Intervention de Virginie Tassin Campanella

Mission d'information Fonds marins — Réunion du 5 avril 2022 à 17h00
Audition de maître virginie tassin campanella avocat à la cour experte auprès de l'union internationale pour la conservation de la nature uicn et Mme Anne Caillaud chargée de programme outre-mer à l'uicn

Virginie Tassin Campanella, avocat à la Cour, experte auprès de l'Union internationale pour la conservation de la nature :

Les expressions que j'ai utilisées ne visaient absolument pas à exclure l'exécutif ou les gouvernements locaux. Il s'agissait uniquement de souligner l'importance de la dimension ultramarine de la France. Or, pour moi, c'est une vision plus métropolitaine et industrielle qui est développée ici.

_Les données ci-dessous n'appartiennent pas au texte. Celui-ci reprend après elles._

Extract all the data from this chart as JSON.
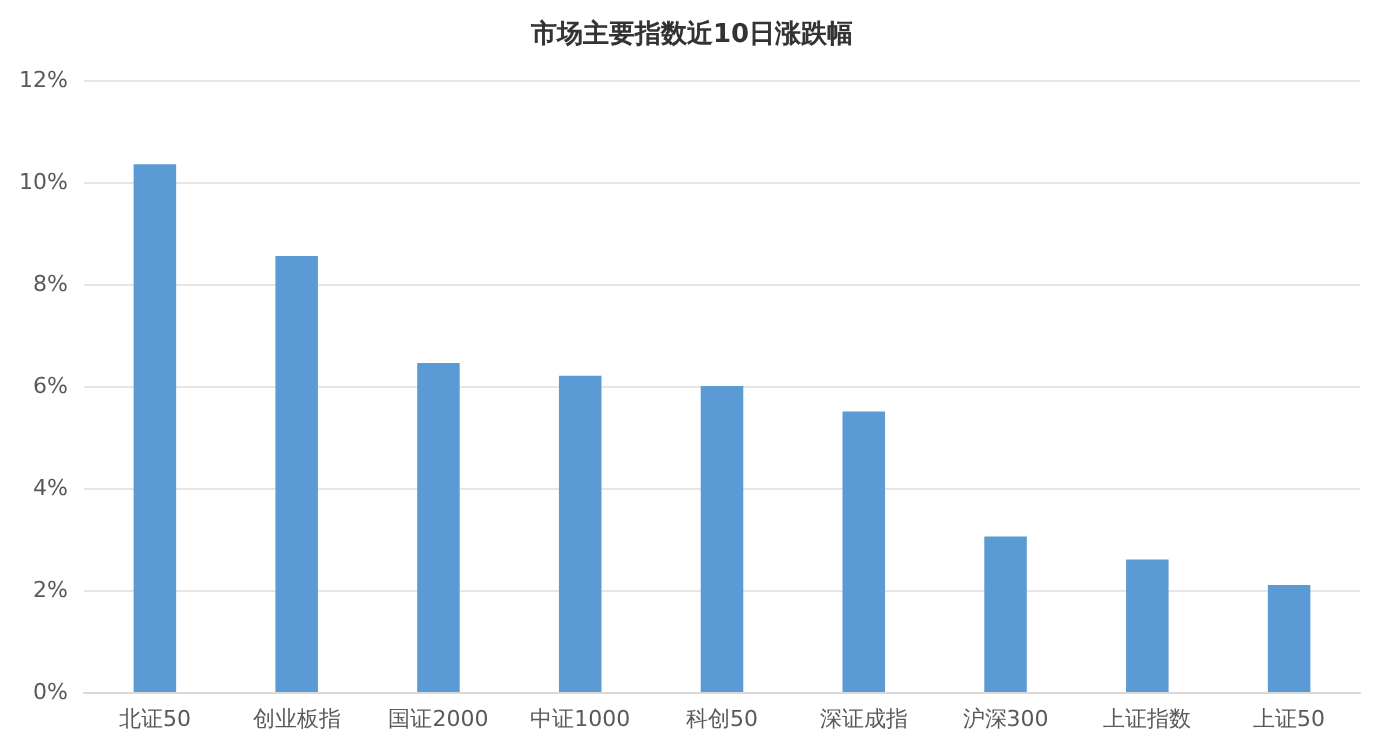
{
  "chart_data": {
    "type": "bar",
    "title": "市场主要指数近10日涨跌幅",
    "categories": [
      "北证50",
      "创业板指",
      "国证2000",
      "中证1000",
      "科创50",
      "深证成指",
      "沪深300",
      "上证指数",
      "上证50"
    ],
    "values": [
      10.35,
      8.55,
      6.45,
      6.2,
      6.0,
      5.5,
      3.05,
      2.6,
      2.1
    ],
    "color": "#5b9bd5",
    "ylim": [
      0,
      12
    ],
    "yticks": [
      {
        "value": 0,
        "label": "0%"
      },
      {
        "value": 2,
        "label": "2%"
      },
      {
        "value": 4,
        "label": "4%"
      },
      {
        "value": 6,
        "label": "6%"
      },
      {
        "value": 8,
        "label": "8%"
      },
      {
        "value": 10,
        "label": "10%"
      },
      {
        "value": 12,
        "label": "12%"
      }
    ],
    "grid": "y"
  }
}
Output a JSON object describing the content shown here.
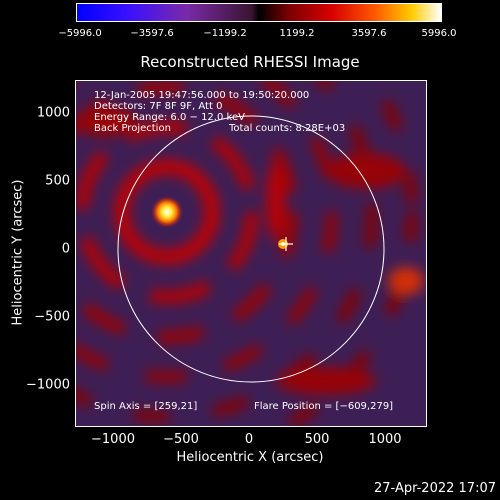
{
  "colorbar": {
    "ticks": [
      "−5996.0",
      "−3597.6",
      "−1199.2",
      "1199.2",
      "3597.6",
      "5996.0"
    ]
  },
  "title": "Reconstructed RHESSI Image",
  "info": {
    "time": "12-Jan-2005 19:47:56.000 to 19:50:20.000",
    "detectors": "Detectors: 7F 8F 9F, Att 0",
    "energy": "Energy Range: 6.0 − 12.0 keV",
    "method": "Back Projection",
    "counts": "Total counts: 8.28E+03",
    "spin_axis": "Spin Axis = [259,21]",
    "flare_position": "Flare Position = [−609,279]"
  },
  "axes": {
    "xlabel": "Heliocentric X (arcsec)",
    "ylabel": "Heliocentric Y (arcsec)",
    "xticks": [
      "−1000",
      "−500",
      "0",
      "500",
      "1000"
    ],
    "yticks": [
      "1000",
      "500",
      "0",
      "−500",
      "−1000"
    ]
  },
  "footer": {
    "date": "27-Apr-2022 17:07"
  }
}
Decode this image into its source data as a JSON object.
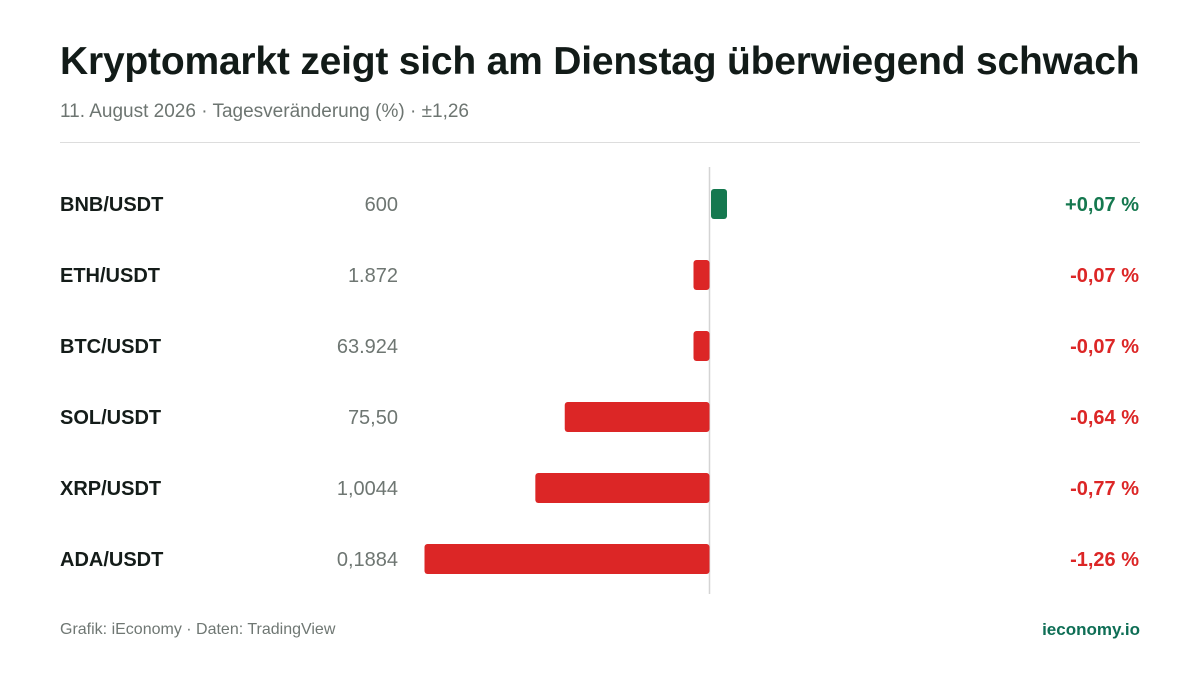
{
  "header": {
    "title": "Kryptomarkt zeigt sich am Dienstag überwiegend schwach",
    "subtitle": "11. August 2026 · Tagesveränderung (%) · ±1,26"
  },
  "colors": {
    "positive": "#15784f",
    "negative": "#dc2626",
    "axis": "#d4d4d4"
  },
  "chart_data": {
    "type": "bar",
    "orientation": "horizontal",
    "categories": [
      "BNB/USDT",
      "ETH/USDT",
      "BTC/USDT",
      "SOL/USDT",
      "XRP/USDT",
      "ADA/USDT"
    ],
    "prices": [
      "600",
      "1.872",
      "63.924",
      "75,50",
      "1,0044",
      "0,1884"
    ],
    "values": [
      0.07,
      -0.07,
      -0.07,
      -0.64,
      -0.77,
      -1.26
    ],
    "value_labels": [
      "+0,07 %",
      "-0,07 %",
      "-0,07 %",
      "-0,64 %",
      "-0,77 %",
      "-1,26 %"
    ],
    "xlim": [
      -1.26,
      1.26
    ],
    "grid": false
  },
  "footer": {
    "source": "Grafik: iEconomy · Daten: TradingView",
    "brand": "ieconomy.io"
  }
}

L'association des communautés locales ou des représentants des peuples autochtones est en cours dans le cadre de la négociation de l'accord sur la biodiversité se rapportant à la convention des Nations unies sur le droit de la mer. L'idée n'est pas seulement de les tenir informés, mais aussi de les associer à la prise de décision. Nous sommes dans une phase de révolution du droit international : les gouvernements locaux, mais aussi les communautés locales et la société civile pourront participer d'une façon ou d'une autre à la prise de décision, notamment pour les aires marines protégées qui peuvent être impactées par l'exploration et l'exploitation.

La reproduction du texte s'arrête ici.